Oil sector in crisis
Venezuela’s oil sector accounts for more than three-quarters of total Venezuelan export revenue, about half of total government revenues, and around one-third its gross domestic product (GDP).
Despite oil prices remaining firm, President Chavez is now struggling to address a deepening power supply crisis, the devaluation of the Bolivar, rising inflation, shortages in the shops, and loud political opposition to his centralising reforms.
This is all happening as Venezuela’s oil production stagnates and domestic demand for oil and gas increases as power blackouts cause sales of generators to surge, government to spend huge sums on mobile generating plants and to develop plans to move from Hydro power to oil fired thermoelectric power plants.
The consequence is a rapid increase in domestic demand for fuel oil and diesel and a fall in oil exports.

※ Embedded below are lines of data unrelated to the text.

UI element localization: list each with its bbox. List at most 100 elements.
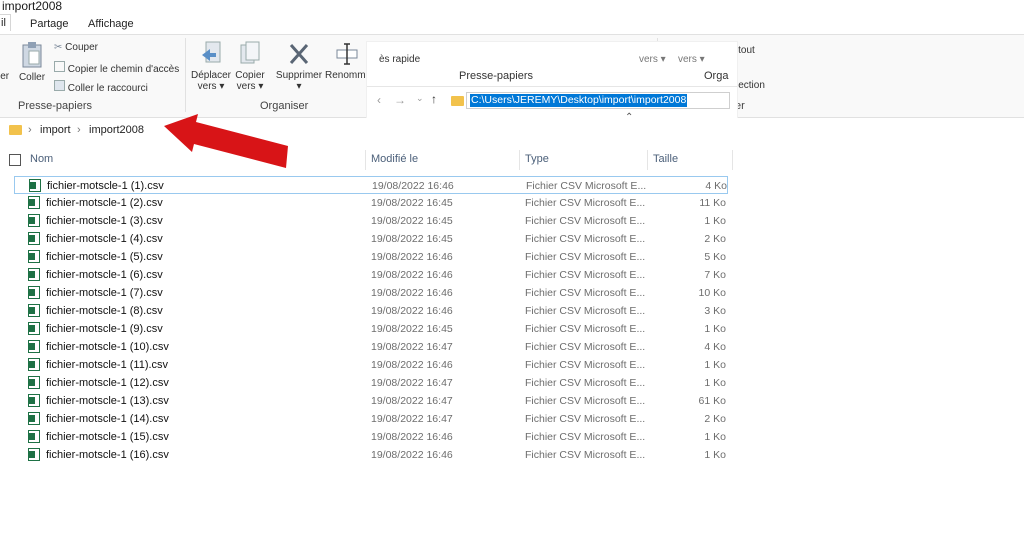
cut-button[interactable]: ✂ Couper [54, 42, 98, 53]
file-type: Fichier CSV Microsoft E... [525, 197, 646, 209]
tab-share[interactable]: Partage [30, 18, 69, 30]
cut-label: Couper [65, 42, 98, 53]
file-row[interactable]: fichier-motscle-1 (2).csv 19/08/2022 16:4… [14, 194, 728, 212]
file-type: Fichier CSV Microsoft E... [525, 413, 646, 425]
move-to-button[interactable]: Déplacer vers ▾ [190, 41, 232, 92]
copy-to-sub: vers ▾ [236, 81, 264, 92]
overlay-quick-access-label: ès rapide [379, 54, 421, 65]
file-size: 1 Ko [704, 215, 726, 227]
file-row[interactable]: fichier-motscle-1 (10).csv 19/08/2022 16:… [14, 338, 728, 356]
file-size: 1 Ko [704, 431, 726, 443]
move-to-icon [202, 41, 221, 63]
recent-locations-chevron-icon[interactable]: ⌄ [416, 93, 424, 104]
column-header-modified[interactable]: Modifié le [371, 153, 418, 165]
file-row[interactable]: fichier-motscle-1 (14).csv 19/08/2022 16:… [14, 410, 728, 428]
file-size: 1 Ko [704, 323, 726, 335]
address-input[interactable]: C:\Users\JEREMY\Desktop\import\import200… [466, 92, 730, 109]
clipboard-icon [22, 42, 42, 68]
file-modified-date: 19/08/2022 16:45 [371, 233, 453, 245]
file-modified-date: 19/08/2022 16:46 [371, 449, 453, 461]
scissors-icon: ✂ [54, 42, 63, 53]
tab-view[interactable]: Affichage [88, 18, 134, 30]
file-size: 5 Ko [704, 251, 726, 263]
pin-quick-access-partial-label[interactable]: ier [0, 71, 9, 82]
organize-group-label: Organiser [260, 100, 309, 112]
file-name: fichier-motscle-1 (5).csv [46, 251, 163, 263]
excel-csv-icon [29, 179, 41, 192]
file-row[interactable]: fichier-motscle-1 (15).csv 19/08/2022 16:… [14, 428, 728, 446]
address-bar[interactable]: › import › import2008 ⌃ [0, 118, 1024, 143]
forward-arrow-icon[interactable]: → [394, 93, 406, 107]
file-row[interactable]: fichier-motscle-1 (3).csv 19/08/2022 16:4… [14, 212, 728, 230]
file-row[interactable]: fichier-motscle-1 (7).csv 19/08/2022 16:4… [14, 284, 728, 302]
breadcrumb-item-import[interactable]: import [40, 124, 71, 136]
excel-csv-icon [28, 196, 40, 209]
file-type: Fichier CSV Microsoft E... [525, 377, 646, 389]
copy-to-button[interactable]: Copier vers ▾ [232, 41, 268, 92]
copy-path-button[interactable]: Copier le chemin d'accès [54, 61, 179, 75]
file-row[interactable]: fichier-motscle-1 (11).csv 19/08/2022 16:… [14, 356, 728, 374]
breadcrumb-separator-icon[interactable]: › [28, 124, 32, 136]
address-path-selected-text[interactable]: C:\Users\JEREMY\Desktop\import\import200… [470, 94, 688, 107]
file-row[interactable]: fichier-motscle-1 (1).csv 19/08/2022 16:4… [14, 176, 728, 194]
file-name: fichier-motscle-1 (16).csv [46, 449, 169, 461]
file-size: 11 Ko [699, 197, 726, 209]
file-type: Fichier CSV Microsoft E... [525, 305, 646, 317]
file-row[interactable]: fichier-motscle-1 (8).csv 19/08/2022 16:4… [14, 302, 728, 320]
overlay-clipboard-label: Presse-papiers [459, 70, 533, 82]
breadcrumb-separator-icon[interactable]: › [77, 124, 81, 136]
column-divider[interactable] [519, 150, 520, 170]
file-modified-date: 19/08/2022 16:46 [371, 251, 453, 263]
select-all-checkbox[interactable] [9, 154, 21, 166]
column-header-size[interactable]: Taille [653, 153, 678, 165]
file-name: fichier-motscle-1 (13).csv [46, 395, 169, 407]
column-header-row: Nom Modifié le Type Taille [0, 150, 740, 170]
file-name: fichier-motscle-1 (14).csv [46, 413, 169, 425]
file-row[interactable]: fichier-motscle-1 (9).csv 19/08/2022 16:4… [14, 320, 728, 338]
column-header-name[interactable]: Nom [30, 153, 53, 165]
paste-shortcut-button[interactable]: Coller le raccourci [54, 80, 148, 94]
paste-shortcut-icon [54, 80, 65, 91]
file-name: fichier-motscle-1 (3).csv [46, 215, 163, 227]
file-row[interactable]: fichier-motscle-1 (4).csv 19/08/2022 16:4… [14, 230, 728, 248]
file-name: fichier-motscle-1 (9).csv [46, 323, 163, 335]
file-row[interactable]: fichier-motscle-1 (6).csv 19/08/2022 16:4… [14, 266, 728, 284]
move-to-sub: vers ▾ [197, 81, 225, 92]
back-arrow-icon[interactable]: ‹ [377, 93, 381, 107]
file-row[interactable]: fichier-motscle-1 (13).csv 19/08/2022 16:… [14, 392, 728, 410]
file-name: fichier-motscle-1 (4).csv [46, 233, 163, 245]
excel-csv-icon [28, 430, 40, 443]
file-row[interactable]: fichier-motscle-1 (12).csv 19/08/2022 16:… [14, 374, 728, 392]
file-size: 2 Ko [704, 233, 726, 245]
column-divider[interactable] [647, 150, 648, 170]
rename-button[interactable]: Renomme [325, 41, 371, 81]
file-row[interactable]: fichier-motscle-1 (16).csv 19/08/2022 16:… [14, 446, 728, 464]
tab-file[interactable]: il [0, 14, 11, 31]
file-modified-date: 19/08/2022 16:47 [371, 377, 453, 389]
file-type: Fichier CSV Microsoft E... [525, 449, 646, 461]
file-row[interactable]: fichier-motscle-1 (5).csv 19/08/2022 16:4… [14, 248, 728, 266]
excel-csv-icon [28, 322, 40, 335]
copy-to-label: Copier [235, 70, 265, 81]
file-type: Fichier CSV Microsoft E... [525, 269, 646, 281]
title-bar: import2008 [0, 0, 1024, 14]
column-divider[interactable] [732, 150, 733, 170]
address-bar-zoom-overlay: ès rapide Presse-papiers vers ▾ vers ▾ O… [367, 42, 737, 123]
file-modified-date: 19/08/2022 16:45 [371, 323, 453, 335]
paste-label: Coller [18, 72, 46, 83]
file-modified-date: 19/08/2022 16:46 [371, 431, 453, 443]
breadcrumb-item-import2008[interactable]: import2008 [89, 124, 144, 136]
file-name: fichier-motscle-1 (8).csv [46, 305, 163, 317]
up-arrow-icon[interactable]: ↑ [431, 92, 437, 106]
file-type: Fichier CSV Microsoft E... [525, 287, 646, 299]
delete-button[interactable]: Supprimer ▾ [273, 41, 325, 92]
paste-button[interactable]: Coller [18, 41, 46, 83]
column-header-type[interactable]: Type [525, 153, 549, 165]
overlay-divider [367, 86, 737, 87]
file-name: fichier-motscle-1 (1).csv [47, 180, 164, 192]
file-modified-date: 19/08/2022 16:46 [371, 287, 453, 299]
file-size: 2 Ko [704, 413, 726, 425]
copy-path-label: Copier le chemin d'accès [67, 64, 180, 75]
column-divider[interactable] [365, 150, 366, 170]
file-size: 3 Ko [704, 305, 726, 317]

According to newspaper reports, the nation’s Energy Minister, Rafael Ramirez, has said that a reduction in the export of oil products “may indeed occur in 2010 because our priority is the domestic market”.
Cut in export supplies
However, officials of the state oil company, PDVSA, say privately that a cut in exports is inevitable.

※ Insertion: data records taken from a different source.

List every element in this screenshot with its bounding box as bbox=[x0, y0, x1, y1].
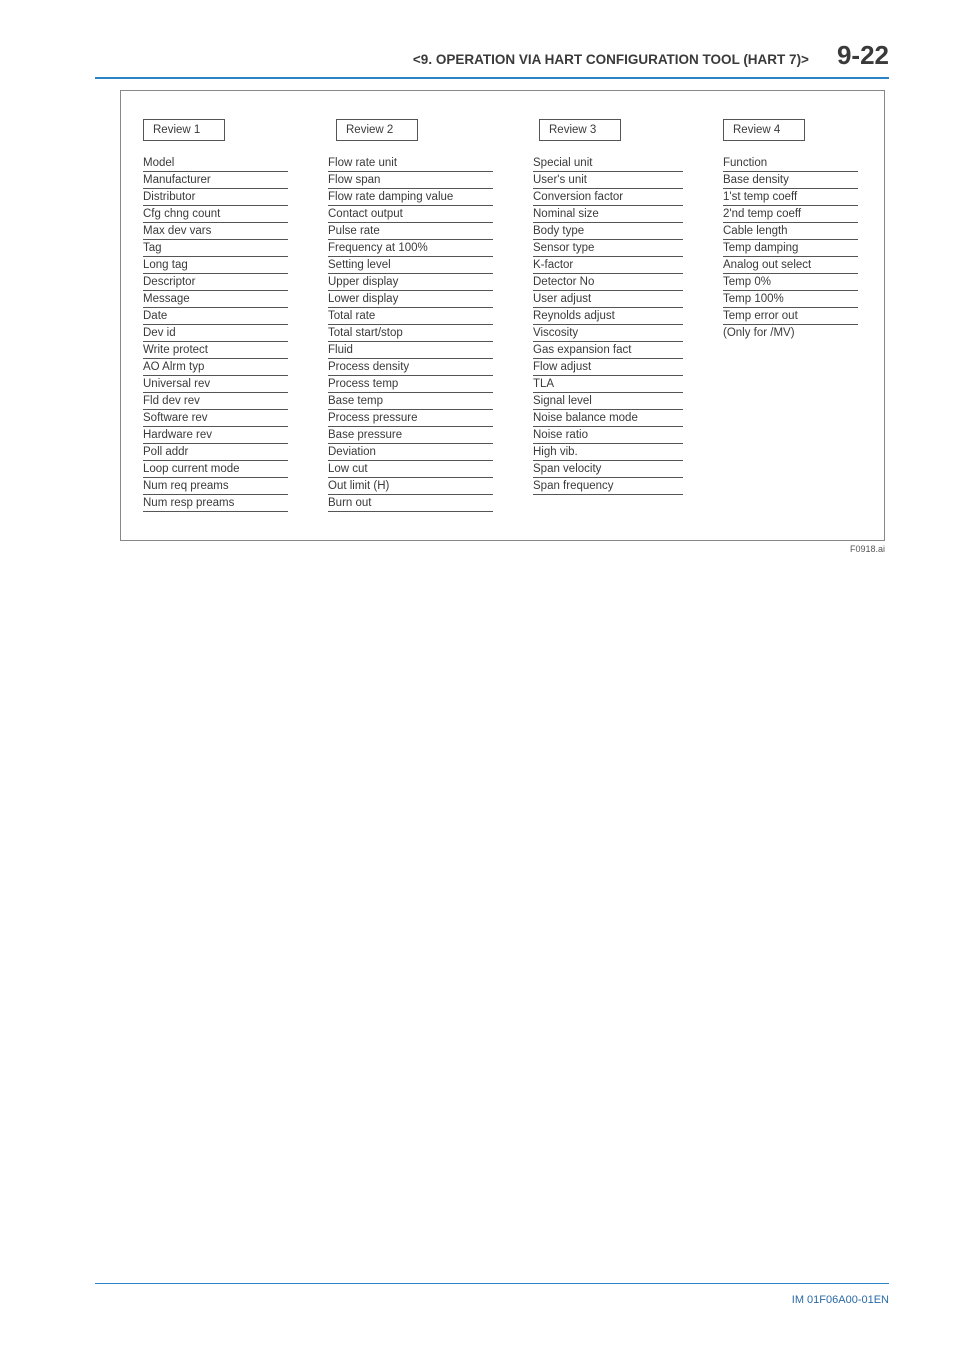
review-3-item: Body type bbox=[533, 223, 683, 240]
review-1-item: Fld dev rev bbox=[143, 393, 288, 410]
review-1-item: Loop current mode bbox=[143, 461, 288, 478]
review-2-item: Contact output bbox=[328, 206, 493, 223]
review-3-item: Viscosity bbox=[533, 325, 683, 342]
review-3-item: Conversion factor bbox=[533, 189, 683, 206]
review-2-item: Flow rate damping value bbox=[328, 189, 493, 206]
header-line: <9. OPERATION VIA HART CONFIGURATION TOO… bbox=[95, 40, 889, 79]
review-2-item: Flow span bbox=[328, 172, 493, 189]
review-3-item: Span frequency bbox=[533, 478, 683, 495]
review-2-item: Frequency at 100% bbox=[328, 240, 493, 257]
review-3-item: Flow adjust bbox=[533, 359, 683, 376]
review-2-item: Base temp bbox=[328, 393, 493, 410]
page-footer: IM 01F06A00-01EN bbox=[95, 1283, 889, 1306]
review-2-item: Process density bbox=[328, 359, 493, 376]
review-3-item: TLA bbox=[533, 376, 683, 393]
review-3-item: Noise balance mode bbox=[533, 410, 683, 427]
review-1-item: Message bbox=[143, 291, 288, 308]
review-3-item: Reynolds adjust bbox=[533, 308, 683, 325]
review-3-item: User adjust bbox=[533, 291, 683, 308]
review-2-item: Total rate bbox=[328, 308, 493, 325]
figure-reference: F0918.ai bbox=[120, 544, 885, 554]
page: <9. OPERATION VIA HART CONFIGURATION TOO… bbox=[0, 0, 954, 1350]
review-1-item: Manufacturer bbox=[143, 172, 288, 189]
review-3-item: Detector No bbox=[533, 274, 683, 291]
review-1-item: Num resp preams bbox=[143, 495, 288, 512]
review-1-item: Write protect bbox=[143, 342, 288, 359]
review-2-item: Upper display bbox=[328, 274, 493, 291]
review-4-column: Review 4 Function Base density 1'st temp… bbox=[723, 119, 858, 341]
review-1-item: AO Alrm typ bbox=[143, 359, 288, 376]
review-3-item: Sensor type bbox=[533, 240, 683, 257]
review-2-item: Deviation bbox=[328, 444, 493, 461]
review-4-item: Temp error out bbox=[723, 308, 858, 325]
review-1-item: Date bbox=[143, 308, 288, 325]
review-1-item: Descriptor bbox=[143, 274, 288, 291]
review-4-item: Temp 100% bbox=[723, 291, 858, 308]
review-2-item: Pulse rate bbox=[328, 223, 493, 240]
review-1-item: Long tag bbox=[143, 257, 288, 274]
review-3-item: Noise ratio bbox=[533, 427, 683, 444]
review-1-item: Distributor bbox=[143, 189, 288, 206]
review-1-item: Poll addr bbox=[143, 444, 288, 461]
review-2-item: Process pressure bbox=[328, 410, 493, 427]
review-4-item: Base density bbox=[723, 172, 858, 189]
review-2-item: Low cut bbox=[328, 461, 493, 478]
review-3-column: Review 3 Special unit User's unit Conver… bbox=[533, 119, 683, 495]
review-2-item: Process temp bbox=[328, 376, 493, 393]
review-4-item: Analog out select bbox=[723, 257, 858, 274]
review-2-item: Setting level bbox=[328, 257, 493, 274]
review-1-item: Num req preams bbox=[143, 478, 288, 495]
review-1-item: Software rev bbox=[143, 410, 288, 427]
review-4-item: Temp 0% bbox=[723, 274, 858, 291]
review-2-item: Lower display bbox=[328, 291, 493, 308]
review-1-item: Tag bbox=[143, 240, 288, 257]
review-2-item: Burn out bbox=[328, 495, 493, 512]
review-1-item: Universal rev bbox=[143, 376, 288, 393]
review-1-column: Review 1 Model Manufacturer Distributor … bbox=[143, 119, 288, 512]
page-number: 9-22 bbox=[837, 40, 889, 71]
review-1-item: Model bbox=[143, 155, 288, 172]
review-3-item: Span velocity bbox=[533, 461, 683, 478]
review-3-item: Gas expansion fact bbox=[533, 342, 683, 359]
review-3-item: Nominal size bbox=[533, 206, 683, 223]
review-1-item: Cfg chng count bbox=[143, 206, 288, 223]
review-columns: Review 1 Model Manufacturer Distributor … bbox=[143, 119, 862, 512]
review-3-title: Review 3 bbox=[539, 119, 621, 141]
review-3-item: Special unit bbox=[533, 155, 683, 172]
review-2-item: Base pressure bbox=[328, 427, 493, 444]
review-2-item: Total start/stop bbox=[328, 325, 493, 342]
chapter-title: <9. OPERATION VIA HART CONFIGURATION TOO… bbox=[413, 52, 809, 67]
doc-number: IM 01F06A00-01EN bbox=[792, 1294, 889, 1306]
review-3-item: High vib. bbox=[533, 444, 683, 461]
review-4-note: (Only for /MV) bbox=[723, 325, 858, 341]
review-4-item: 1'st temp coeff bbox=[723, 189, 858, 206]
review-panel: Review 1 Model Manufacturer Distributor … bbox=[120, 90, 885, 541]
review-4-item: 2'nd temp coeff bbox=[723, 206, 858, 223]
review-2-column: Review 2 Flow rate unit Flow span Flow r… bbox=[328, 119, 493, 512]
review-3-item: User's unit bbox=[533, 172, 683, 189]
review-1-title: Review 1 bbox=[143, 119, 225, 141]
review-2-item: Fluid bbox=[328, 342, 493, 359]
page-header: <9. OPERATION VIA HART CONFIGURATION TOO… bbox=[95, 40, 889, 79]
review-4-item: Temp damping bbox=[723, 240, 858, 257]
review-2-title: Review 2 bbox=[336, 119, 418, 141]
review-2-item: Out limit (H) bbox=[328, 478, 493, 495]
review-1-item: Max dev vars bbox=[143, 223, 288, 240]
review-1-item: Dev id bbox=[143, 325, 288, 342]
review-3-item: Signal level bbox=[533, 393, 683, 410]
review-4-item: Function bbox=[723, 155, 858, 172]
review-4-item: Cable length bbox=[723, 223, 858, 240]
review-4-title: Review 4 bbox=[723, 119, 805, 141]
review-2-item: Flow rate unit bbox=[328, 155, 493, 172]
review-1-item: Hardware rev bbox=[143, 427, 288, 444]
review-3-item: K-factor bbox=[533, 257, 683, 274]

Other reports note that PDVSA officials are suggesting that it may be the Caribbean that bears the brunt of any cuts.
They say that oil exports to Cuba will not be cut, that every effort will be made to maintain or increase exports to the US and China, and by elimination, some exports of fuel oil and gasoil to the Caribbean may be at risk.
If this happens it is uncertain how cuts will be applied.
Cuba and Haiti uneffected
The one country least likely to be effected will be Cuba, given the symbiotic relationship that exists between both nations.
President Chávez has also announced that Venezuela will forgive Haiti’s debt estimated by the IMF to be US$295m.
To be affected
However, the outcome may be less clear for those countries in the region that Venezuela has been critical of politically.
For example, after a military coup ousted Honduras’ President Manuel Zelaya, in 2008 Venezuela halted the delivery of oil there.
The Dominican Republic may also have been penalized over the manner in which it rapidly recognised Mr Zelaya’s successor with it is said Caracas pulling out of a deal to purchase a 49 per cent stake in a Dominican refinery.
Similarly PDVSA is evaluating whether or not to cease operations at the Isla refinery in Curacao.
According to the Venezuelan Energy Minister, PDVSA “cannot make commercial calculations that are not linked to the national interest”.
“Our oil industry is not divorced from the internal policy of our government,” he told reporters, after President Chavez accused the US military of using a base on Curacao to launch spy flights into Venezuelan airspace.
How the Venezuelan Government will respond to a tightening in demand for its oil is far from clear but there is some precedent.
In the summer of 2009, Caracas announced that it planned to change the payment terms for oil and oil products, with PetroCaribe members required to pay up to 80 per cent of their bills, rather than 40 per cent within 90 days of receiving a delivery.
In the end it seems that no change was made as oil prices increased.
Irrespective, in a Caribbean region in which many nations are engaged in IMF programmes, are reducing public expenditure and seeing significant falls in tax and tourism revenues, any significant change in the PetroCaribe arrangement or pricing could come as a shock.
This is not to be alarmist but to try to encourage greater realism about the sustainability of the hugely beneficial programmes in the Caribbean in their present form.
Much of the region’s economic stability depends on the continuation of the PetroCaribe arrangement and its pricing structure: factors which should give pause for thought not only in the region but also amongst those in Washington and Europe not well disposed to Venezuela’s regional role.